Mais sur l’Europe, c’est Mélenchon qui fait mouvement vers Le Pen. Officiellement, le leader de la France insoumise se prononçait simplement pour la renégociation des traités. Mais, après le Brexit, il endosse un slogan – « L’Europe, on la change ou on la quitte » – qui fleure bon le souverainisme d’extrême droite. Et, depuis, il laisse de plus en plus entendre qu’un Frexit le lui fait pas peur : à Rome, il a doublé son plan A (« sortie concertée des traités européens ») d’un plan B (« sortie unilatérale de la France »). Parmi ses interlocuteurs, outre la gauche plus ou moins radicale, figurait Fabio Castaldo, député européen du Mouvement des Cinq étoiles ([5]). Vous avez dit « populiste de gauche » ?

Ma cinquième et dernière divergence porte sur la Syrie. Pourquoi, me disent des amis, mettre en avant une question de politique extérieure dans une bataille politique essentiellement intérieure ? Il se trouve que je travaille depuis plus de trente ans, comme journaliste et comme historien, sur le Proche-Orient. J’attache donc naturellement beaucoup d’importance aux tragédies qui se déroulent là-bas. D’autant qu’en l’occurrence elles concernent directement la France et impactent sa situation.

Je sais que les thuriféraires de Jean-Luc Mélenchon se sont livrés à d’impressionnantes acrobaties verbales pour camoufler, sur ce point, les imprudences de leur « lider ». Il n’empêche : il suffit de regarder sur Internet deux émissions de télévision accessibles pour l’entendre affirmer en toutes lettres son soutien à l’intervention russe et même son refus de condamner les bombardements sur Alep ([6]).

Derrière ces déclarations, à mes yeux scandaleuses, se tapissent deux contresens majeurs, indignes d’un homme politique.

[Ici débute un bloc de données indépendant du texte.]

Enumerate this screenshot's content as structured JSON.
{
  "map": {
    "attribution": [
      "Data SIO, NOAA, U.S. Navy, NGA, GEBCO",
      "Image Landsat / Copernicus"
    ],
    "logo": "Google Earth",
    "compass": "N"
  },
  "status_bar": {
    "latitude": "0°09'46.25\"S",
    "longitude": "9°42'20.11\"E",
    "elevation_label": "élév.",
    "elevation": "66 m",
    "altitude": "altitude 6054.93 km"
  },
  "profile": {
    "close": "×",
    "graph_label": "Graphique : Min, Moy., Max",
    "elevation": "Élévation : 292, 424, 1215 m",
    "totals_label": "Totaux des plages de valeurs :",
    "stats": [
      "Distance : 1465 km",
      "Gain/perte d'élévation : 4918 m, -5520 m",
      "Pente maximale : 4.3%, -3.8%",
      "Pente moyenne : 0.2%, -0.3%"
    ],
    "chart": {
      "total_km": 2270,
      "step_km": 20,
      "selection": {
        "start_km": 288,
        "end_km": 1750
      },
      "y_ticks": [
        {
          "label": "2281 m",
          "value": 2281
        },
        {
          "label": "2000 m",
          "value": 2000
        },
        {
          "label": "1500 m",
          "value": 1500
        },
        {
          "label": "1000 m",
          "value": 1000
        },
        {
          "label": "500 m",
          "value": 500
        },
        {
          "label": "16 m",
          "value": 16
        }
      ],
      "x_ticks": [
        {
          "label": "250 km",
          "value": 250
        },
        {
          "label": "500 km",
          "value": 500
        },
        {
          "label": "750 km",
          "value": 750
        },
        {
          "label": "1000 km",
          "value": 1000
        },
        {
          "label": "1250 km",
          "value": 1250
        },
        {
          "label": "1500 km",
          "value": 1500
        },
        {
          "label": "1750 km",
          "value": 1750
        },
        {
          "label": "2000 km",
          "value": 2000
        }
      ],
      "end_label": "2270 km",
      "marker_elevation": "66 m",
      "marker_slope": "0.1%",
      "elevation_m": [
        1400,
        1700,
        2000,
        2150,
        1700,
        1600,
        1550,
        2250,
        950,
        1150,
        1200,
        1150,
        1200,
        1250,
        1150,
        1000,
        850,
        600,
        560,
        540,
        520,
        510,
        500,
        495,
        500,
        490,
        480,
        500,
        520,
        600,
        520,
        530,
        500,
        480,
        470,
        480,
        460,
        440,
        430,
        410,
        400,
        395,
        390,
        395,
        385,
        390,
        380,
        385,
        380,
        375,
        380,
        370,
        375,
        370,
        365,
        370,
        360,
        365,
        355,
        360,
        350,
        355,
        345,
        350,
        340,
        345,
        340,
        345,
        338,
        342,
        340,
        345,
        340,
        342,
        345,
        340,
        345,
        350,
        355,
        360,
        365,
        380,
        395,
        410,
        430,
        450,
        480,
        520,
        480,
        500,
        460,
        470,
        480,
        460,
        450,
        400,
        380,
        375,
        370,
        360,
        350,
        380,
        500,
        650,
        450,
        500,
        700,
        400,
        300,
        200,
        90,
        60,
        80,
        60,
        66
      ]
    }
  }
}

D’une part, Mélenchon s’inspire d’une analyse révisionniste de la guerre civile syrienne, gommant la révolte populaire contre une des dictatures les plus sanglantes au profit d’un complot géopolitique impérialiste contre un des soi-disant derniers bastions anti-impérialistes et laïques. D’autre part, il surestime la continuité entre la Russie et l’URSS, négligeant le ressort principal de la politique de Vladimir Poutine : les intérêts à court terme d’un régime désireux de revenir en grand sur la scène internationale. C’est peut-être légitime, mais pas sur le dos du peuple syrien…

Reste à dire un mot du « climat » politique entourant cette année le candidat. Dans quelle mesure il en porte la responsabilité, difficile de le dire. Sur Facebook, en tout cas, ses « trolls » se lâchent : récitant le bréviaire « mélenchoniste », ils agressent quiconque le critique, ne reculant pas devant le mensonge et l’insulte. Plus le temps passe, et plus certains Insoumis – pas tous, bien sûr – y donnent l’impression d’une secte célébrant son gourou, convertissant les nouveaux venus à sa novlangue et exorcisant méchamment l’adversaire…

Non, décidément, je ne voterai pas pour Mélenchon… sauf s’il se met d’accord avec Hamon et Jadot pour barrer la route à la droite et à l’extrême droite. Faute de quoi ces hommes politiques entreront tous dans l’histoire, mais côté poubelles !

[Pour ceux qui ne me connaîtraient pas, je précise d’où je parle : journaliste et historien, spécialiste du conflit israélo-palestinien auquel j’ai consacré de nombreux livres, j’ai collaboré successivement aux hebdomadaires communistes France nouvelle et Révolution, puis au quotidien La Croix et, depuis une trentaine d'années, au Monde diplomatique.]


([1]) À chaque « troll » mélenchoniste, j’ai posé la même question : « Admettons que Mélenchon fasse 10-15 %. Et après ? Comment, exclu du second tour, fera-t-il barrage à la droite et à l’extrême droite ? » Aucun ne m’a répondu, et pour cause…

([2]) Dépêche AFP, 14 mars 2017. C'est une référence au journaliste ultraréactionnaire Raymond Cartier, qui prônait « La Corrèze avant le Zambèze ». D'où le nom de « cartiérisme » donné à cette théorie.

([3]) Le Figaro, 17 mars 2017.

([4]) Libération, 23 février 2017.

([5]) Le Monde, 10 mars 2017.

([6]) « On n’est pas couchés », France 2, 20 février 2016 (à voir ici) et « Mélenchon, l’homme qui allait à contre courant », France 3, 31 janvier 2017 (à voir là).